Não chega a ser uma retalhação violenta a um ato molestador, mas, a direção sugestiva, elíptica e inteligente de Fennell, somada à atuação intensa e contundente de Mulligan fazem parecer, no início, que é: Cassie é elevada, na narrativa que a acompanha, a uma espécie de justiceira.

Notável é perceber a eficiência com que o filme estabelece essas características, sem maiores elementos e até mesmo sem mais informações que elucidem um certo mistério que cerca a protagonista –o do porque ela se comporta de tal forma.

Escrito com brilhantismo singular, o roteiro sabe o momento certo para omitir e para fornecer informações ao público, na medida em que isso ajuda a revitalizar o suspense.

A manutenção desse hábito parece roubar a capacidade de interação social de Cassie –como bem percebem seus preocupados pais, vividos por Jennifer Coolidge (de “Napoleão Dynamite”) e Clancy Brown (de “Highlander” e “Um Sonho de Liberdade”), talvez, os únicos personagens razoáveis em sua profundidade de todo o filme. Tudo parece ter relação com um incidente do passado de Cassie, durante a faculdade, e que tem relação com sua melhor amiga, Nina –uma personagem nunca vista, mais essencial ao plot.

Quando Cassie se encontra com o jovem pediatra Ryan (Bo Burnham),  ela começa a trilhar dois caminhos bastante distintos, e que aparentemente a obrigarão, em algum momento, à uma escolha: De um lado, aceitar o relacionamento saudável e carinhoso que desenvolve com ele; e do outro, o estreitamento incontornável do momento em que sua tão alardeada vingança se sucederá contra o responsável por tudo o que aconteceu, o almofadinha Al Monroe (Chris Lowell, de “Histórias Cruzadas”).

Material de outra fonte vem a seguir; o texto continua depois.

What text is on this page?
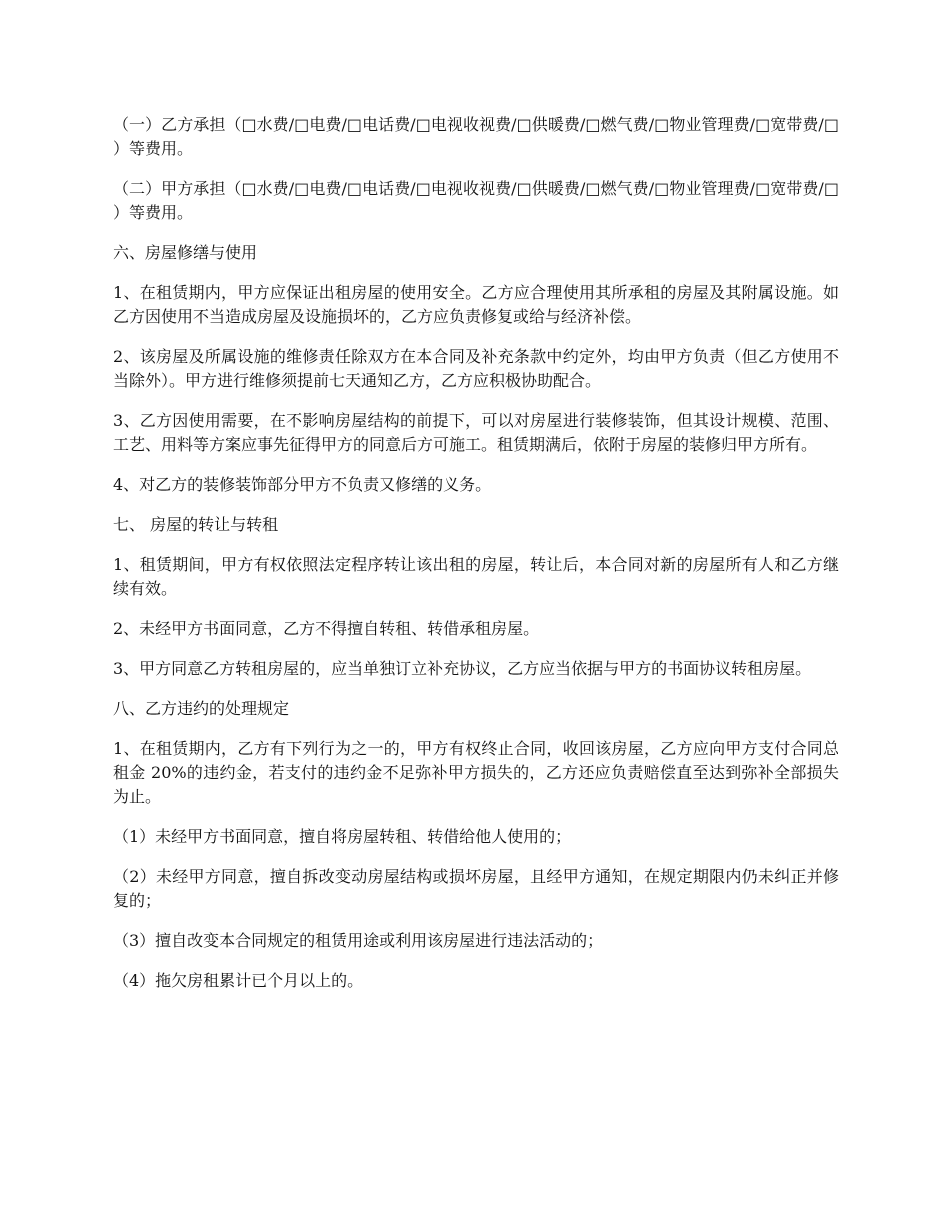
（一）乙方承担（□水费/□电费/□电话费/□电视收视费/□供暖费/□燃气费/□物业管理费/□宽带费/□ ）等费用。

（二）甲方承担（□水费/□电费/□电话费/□电视收视费/□供暖费/□燃气费/□物业管理费/□宽带费/□ ）等费用。

六、房屋修缮与使用

1、在租赁期内，甲方应保证出租房屋的使用安全。乙方应合理使用其所承租的房屋及其附属设施。如乙方因使用不当造成房屋及设施损坏的，乙方应负责修复或给与经济补偿。

2、该房屋及所属设施的维修责任除双方在本合同及补充条款中约定外，均由甲方负责（但乙方使用不当除外）。甲方进行维修须提前七天通知乙方，乙方应积极协助配合。

3、乙方因使用需要，在不影响房屋结构的前提下，可以对房屋进行装修装饰，但其设计规模、范围、工艺、用料等方案应事先征得甲方的同意后方可施工。租赁期满后，依附于房屋的装修归甲方所有。

4、对乙方的装修装饰部分甲方不负责又修缮的义务。

七、 房屋的转让与转租

1、租赁期间，甲方有权依照法定程序转让该出租的房屋，转让后，本合同对新的房屋所有人和乙方继续有效。

2、未经甲方书面同意，乙方不得擅自转租、转借承租房屋。

3、甲方同意乙方转租房屋的，应当单独订立补充协议，乙方应当依据与甲方的书面协议转租房屋。

八、乙方违约的处理规定

1、在租赁期内，乙方有下列行为之一的，甲方有权终止合同，收回该房屋，乙方应向甲方支付合同总租金 20%的违约金，若支付的违约金不足弥补甲方损失的，乙方还应负责赔偿直至达到弥补全部损失为止。

（1）未经甲方书面同意，擅自将房屋转租、转借给他人使用的；

（2）未经甲方同意，擅自拆改变动房屋结构或损坏房屋，且经甲方通知，在规定期限内仍未纠正并修复的；

（3）擅自改变本合同规定的租赁用途或利用该房屋进行违法活动的；

（4）拖欠房租累计已个月以上的。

Até mesmo nisso, porém,  o roteiro de Fennell subverte as certezas do público –na crença de que, ao estabelecer duas linhas de ação antagônicas, ela fará da opção entre uma ou outra a materialização da redenção da protagonista. Ledo engano, “Promising Young Woman” faz esses dois tópicos se complementarem com ainda novas e surpreendentes adições nas nebulosas informações que vinha fornecendo ao expectador.

Construído com economia de recursos factuais, mas, sem a menor economia de inteligência, o filme de Fennell cria sequências absolutamente geniais na forma intrincada, mas sempre inteligível, com que os estratagemas de Cassie transcorrem ao longo da trama. Exemplo disso –e possivelmente, a espinha dorsal de toda a história –são os quatro alvos da vingança que, à exemplo de “Kill Bill”, de Tarantino (quem sabe, uma referência) se sucedem de forma episódica: O primeiro, uma colega dos tempos de escola (Alisson Brie) destinada a pagar muito caro por sua conivência; o segundo, uma reitora (Connie Britton) cuja falta de empatia, Cassie vai tratar de (num plano brilhante) voltar contra ela própria; o terceiro, trata-se de um advogado (ponta soberba de Alfred Molina) corroído pela culpa: e o quarto... bem, o quarto alvo de Cassie, e os desdobramentos de sua vingança, representam uma das mais formidáveis guinadas do filme, quiçá de todo o ano de 2020!

É pena que, em sua excelência, “Promising Young Woman” não permite uma elucidação mais específica de suas qualidades: A construção e a execução de todas as facetas de sua premissa estão diretamente relacionadas às surpresas que efetivamente não devem ser reveladas para que a apreciação desta obra fenomenal não se comprometa.